Segera saja, teh susu asli Samarinda saya pesan untuk mengingat kembali rasa asli teh tarik di masa kanak-kanak dulu. “Benar, ini rasanya sama dengan rasa yang dulu,” pekikku kegirangan, cita rasa yang sudah lama saya cari-cari, baru ketemu lagi sekarang. Konon, teh susu ini adalah suguhan minuman berkelas tinggi pada jaman dulu, yang biasanya disajikan untuk tamu istimewa, tamu penting, atau tamu terhormat yang datang ke rumah kita.

Cara membuatnya: masukkan bubuk daun teh (loose leaf yang potongan daunnya kecil-kecil) ke dalam kain penyaring, lalu diseduh dengan air panas rebusan baru, diamkan/rendam 3-4 menit, lalu tuang ke cangkir; terakhir tambahkan susu kental manis yang banyak. Rasanya (harus) manis –kalau menginginkan rasa yang original.

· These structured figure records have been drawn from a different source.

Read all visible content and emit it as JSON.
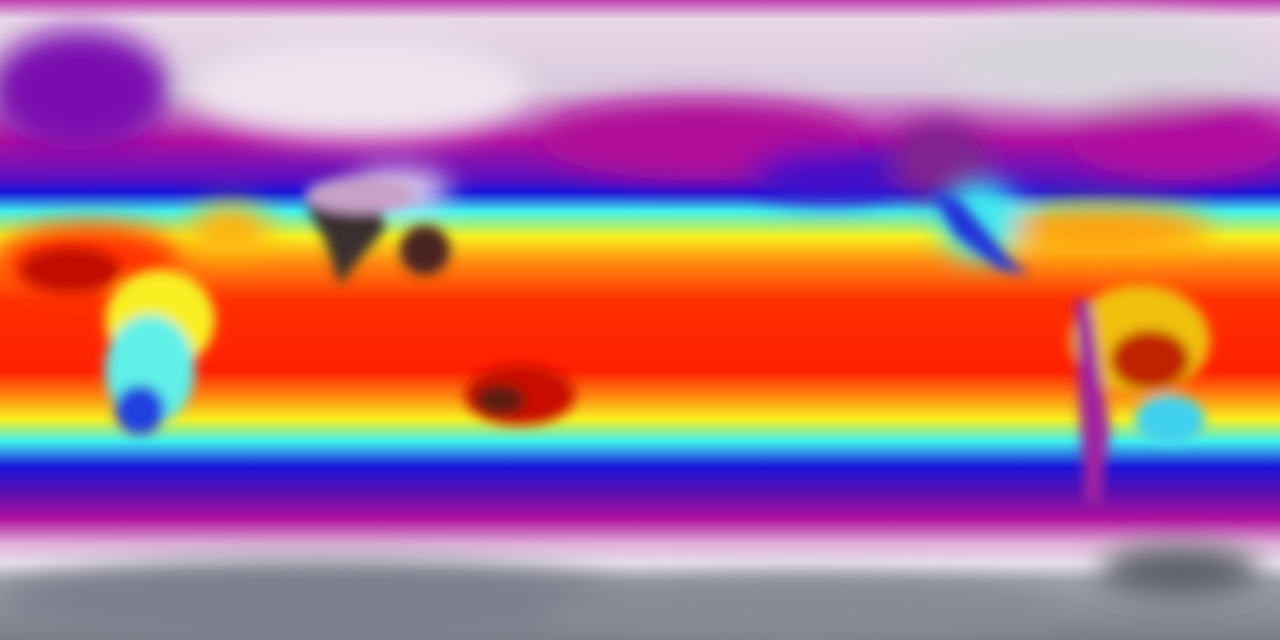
{
  "map": {
    "projection": "equirectangular",
    "colormap": [
      "#7a7f8a",
      "#e8e0ea",
      "#c010a8",
      "#1010d0",
      "#30f0ff",
      "#ffff20",
      "#ff9a10",
      "#ff2000",
      "#3a2a2a"
    ],
    "colors": {
      "polar": "#8a8e98",
      "cold": "#e8dfe8",
      "cool": "#b0109f",
      "mild": "#1a12d8",
      "temperate": "#40f0f0",
      "warm": "#f8f020",
      "hot": "#ff5008",
      "very_hot": "#ff1800",
      "extreme": "#3a2e2e"
    }
  }
}
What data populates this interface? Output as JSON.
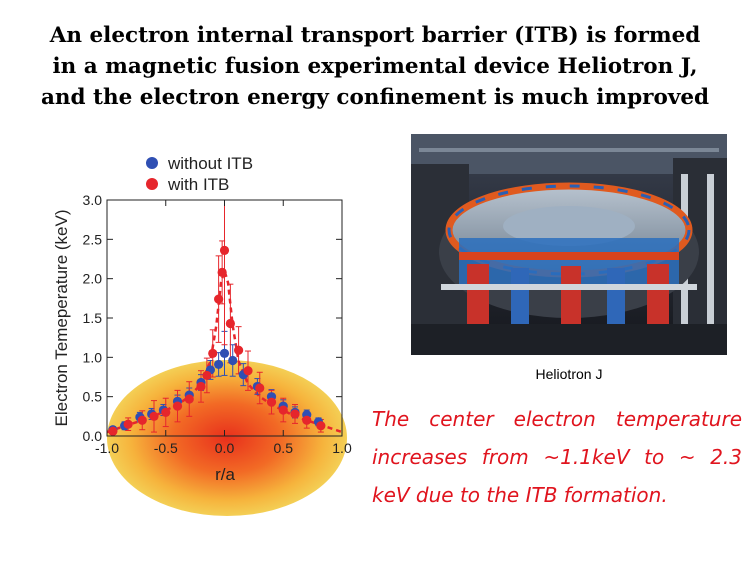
{
  "title_lines": [
    "An electron internal transport barrier (ITB) is  formed",
    "in a magnetic fusion experimental device Heliotron J,",
    "and the electron energy confinement is much improved"
  ],
  "photo": {
    "caption": "Heliotron J"
  },
  "summary_lines": [
    "The  center  electron  temperature",
    "increases  from  ~1.1keV  to  ~ 2.3",
    "keV due to the ITB formation."
  ],
  "colors": {
    "with_itb": "#e6262c",
    "without_itb": "#2f4fb3",
    "summary_text": "#e0141e"
  },
  "chart_data": {
    "type": "scatter",
    "title": "",
    "xlabel": "r/a",
    "ylabel": "Electron Temeperature (keV)",
    "xlim": [
      -1.0,
      1.0
    ],
    "ylim": [
      0.0,
      3.0
    ],
    "xticks": [
      "-1.0",
      "-0.5",
      "0.0",
      "0.5",
      "1.0"
    ],
    "yticks": [
      "0.0",
      "0.5",
      "1.0",
      "1.5",
      "2.0",
      "2.5",
      "3.0"
    ],
    "grid": false,
    "legend": "top",
    "series": [
      {
        "name": "without ITB",
        "color": "#2f4fb3",
        "points": [
          {
            "x": -0.95,
            "y": 0.08,
            "err": 0.04
          },
          {
            "x": -0.85,
            "y": 0.13,
            "err": 0.05
          },
          {
            "x": -0.72,
            "y": 0.24,
            "err": 0.06
          },
          {
            "x": -0.62,
            "y": 0.28,
            "err": 0.07
          },
          {
            "x": -0.52,
            "y": 0.33,
            "err": 0.07
          },
          {
            "x": -0.4,
            "y": 0.44,
            "err": 0.08
          },
          {
            "x": -0.3,
            "y": 0.52,
            "err": 0.09
          },
          {
            "x": -0.2,
            "y": 0.68,
            "err": 0.1
          },
          {
            "x": -0.12,
            "y": 0.84,
            "err": 0.12
          },
          {
            "x": -0.05,
            "y": 0.91,
            "err": 0.15
          },
          {
            "x": 0.0,
            "y": 1.05,
            "err": 0.28
          },
          {
            "x": 0.07,
            "y": 0.96,
            "err": 0.2
          },
          {
            "x": 0.16,
            "y": 0.78,
            "err": 0.14
          },
          {
            "x": 0.28,
            "y": 0.63,
            "err": 0.1
          },
          {
            "x": 0.4,
            "y": 0.5,
            "err": 0.09
          },
          {
            "x": 0.5,
            "y": 0.38,
            "err": 0.08
          },
          {
            "x": 0.6,
            "y": 0.3,
            "err": 0.07
          },
          {
            "x": 0.7,
            "y": 0.27,
            "err": 0.06
          },
          {
            "x": 0.8,
            "y": 0.18,
            "err": 0.05
          }
        ]
      },
      {
        "name": "with ITB",
        "color": "#e6262c",
        "points": [
          {
            "x": -0.95,
            "y": 0.06,
            "err": 0.04
          },
          {
            "x": -0.82,
            "y": 0.15,
            "err": 0.08
          },
          {
            "x": -0.7,
            "y": 0.2,
            "err": 0.12
          },
          {
            "x": -0.6,
            "y": 0.25,
            "err": 0.2
          },
          {
            "x": -0.5,
            "y": 0.3,
            "err": 0.18
          },
          {
            "x": -0.4,
            "y": 0.38,
            "err": 0.2
          },
          {
            "x": -0.3,
            "y": 0.47,
            "err": 0.22
          },
          {
            "x": -0.2,
            "y": 0.63,
            "err": 0.2
          },
          {
            "x": -0.15,
            "y": 0.77,
            "err": 0.22
          },
          {
            "x": -0.1,
            "y": 1.05,
            "err": 0.3
          },
          {
            "x": -0.05,
            "y": 1.74,
            "err": 0.55
          },
          {
            "x": -0.02,
            "y": 2.08,
            "err": 0.4
          },
          {
            "x": 0.0,
            "y": 2.36,
            "err": 1.2
          },
          {
            "x": 0.05,
            "y": 1.43,
            "err": 0.5
          },
          {
            "x": 0.12,
            "y": 1.09,
            "err": 0.3
          },
          {
            "x": 0.2,
            "y": 0.83,
            "err": 0.25
          },
          {
            "x": 0.3,
            "y": 0.61,
            "err": 0.2
          },
          {
            "x": 0.4,
            "y": 0.43,
            "err": 0.15
          },
          {
            "x": 0.5,
            "y": 0.33,
            "err": 0.15
          },
          {
            "x": 0.6,
            "y": 0.28,
            "err": 0.12
          },
          {
            "x": 0.7,
            "y": 0.2,
            "err": 0.1
          },
          {
            "x": 0.82,
            "y": 0.13,
            "err": 0.08
          }
        ]
      }
    ],
    "fit_line": {
      "series": "with ITB",
      "style": "dashed",
      "x": [
        -1.0,
        -0.8,
        -0.6,
        -0.4,
        -0.3,
        -0.2,
        -0.12,
        -0.07,
        -0.03,
        0.0,
        0.03,
        0.07,
        0.12,
        0.2,
        0.3,
        0.4,
        0.6,
        0.8,
        1.0
      ],
      "y": [
        0.05,
        0.15,
        0.25,
        0.4,
        0.5,
        0.66,
        0.95,
        1.4,
        1.95,
        2.1,
        1.95,
        1.4,
        0.95,
        0.66,
        0.5,
        0.4,
        0.25,
        0.15,
        0.05
      ]
    }
  }
}
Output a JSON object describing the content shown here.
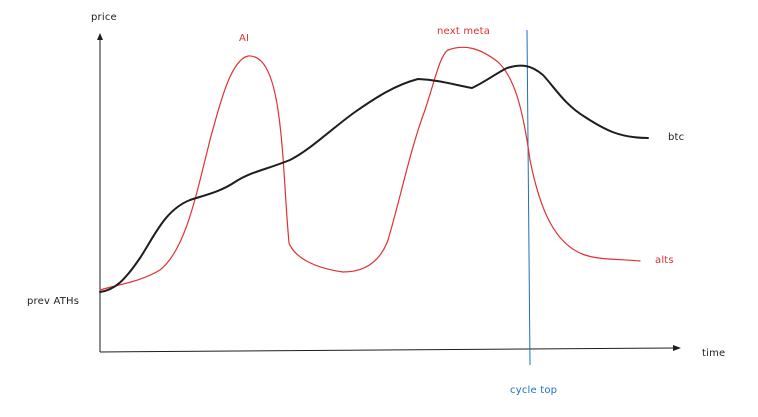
{
  "axes": {
    "y_label": "price",
    "x_label": "time",
    "baseline_label": "prev ATHs"
  },
  "series": [
    {
      "name": "btc",
      "color": "#1e1e1e"
    },
    {
      "name": "alts",
      "color": "#e03131"
    }
  ],
  "annotations": {
    "alt_peak_1": "AI",
    "alt_peak_2": "next meta",
    "marker": "cycle top",
    "marker_color": "#1971c2"
  }
}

                  Sambil menunggu roti telur, dan roti bakar selai Sarikaya dibuat dengan menggunakan bara api arang, tidak mau buang kesempatan kamera segera mengabadikan proses memasak di depan kita, dan memotret beberapa perabotan dan peralatan antik yang masih digunakan.
Warung ini sengaja masih menggunakan barang peralatan memasak jaman dulu, furniturenya juga model lama. Meja kayu biasa yang cat permukaan mejanya terkelupas sedikit-sedikit, rak gelas, tempat pencucian piring, panci jerang air, teko pembuat kopi teh, rak roti, lemari kaca penyimpan kue pie kacang, rak rokok, semua model kuno.

             
Mereka yang kangen rasa original kuliner masa kecil.
            Satu porsi roti telur dengan pilihan selai nanas atau sarikaya, cukup membuat kenyang untuk sarapan pagi.
Untung tidak datang ke sini sendiri, sebab pasti tidak bisa menghabiskan sendirian. Saya datang bertiga bersaudara (kakak yang memang tinggal di Samarinda, dan adik dari Medan yang berlibur ke sini)  memesan semua kuliner kenangan ini.
Coto Makasar belum lagi diicipi. Yang jelas, siangnya kembali lagi ke sini untuk makan siang Coto Makasar yang kendati bukan asli dari Samarinda, namun menu coto ini sangat diminati di sini. Tidak ada masalah kalau bolak-balik ke sini, karena ke sana-kemari di kota Samarinda ini tidak memakan waktu karena jarak dari satu tempat ke tempat lain tidak berjauhan.


Meracik Coto Makassar.
Coto Makassar.


Pia Kacang Hijau.
 Menu ‘Toko Maju’: 
Coto Makassar       --18
 Kopi/Teh               -- 14 
Roti Telur              -- 10
Roti Bakar            -- 10
Pia Kacang Hijau --   3   

*harga ini sebelum ada kenaikan beberapa bahan pangan di Indonesia di pertengahan 2013
Daftar Menu Toko Maju.
Tungku masak dan arang.
Es Buah.



Menyeduh kopi dan teh racikan 'Toko Maju'
Susu kental manis.

.                                                                                 ****


                                                CARI OLEH-OLEH KHAS KALTIM 


Pasar Seni Citra Niaga 
Belum selesai jalan-jalan kita di jalan Panglima Batur ini, Anda akan menemukan toko-toko elektronik dan aneka toko emas. Tidak jauh dari sini, kita menuju Pasar Seni Citra Niaga di jalan Citra Niaga. Pasar Seni ini menjual beragam cinderamata Kalimantan Timur, antara lain kerajinan khas Dayak Kalimantan Timur, aneka batuan permata khas Kalimantan, batu warna-warni bergaya Dayak (batu asli dan imitasi), batu-batu alam asli, tas manik Dayak, tas anyaman rotan, sarung Samarinda, tameng, pedang mandau untuk hiasan dinding, dan hiasan terbuat dari kayu. Harga-harganya mahal-mahal ga ya? Jangan kuatir, harga-harganya terjangkau, dan bisa juga ditawar.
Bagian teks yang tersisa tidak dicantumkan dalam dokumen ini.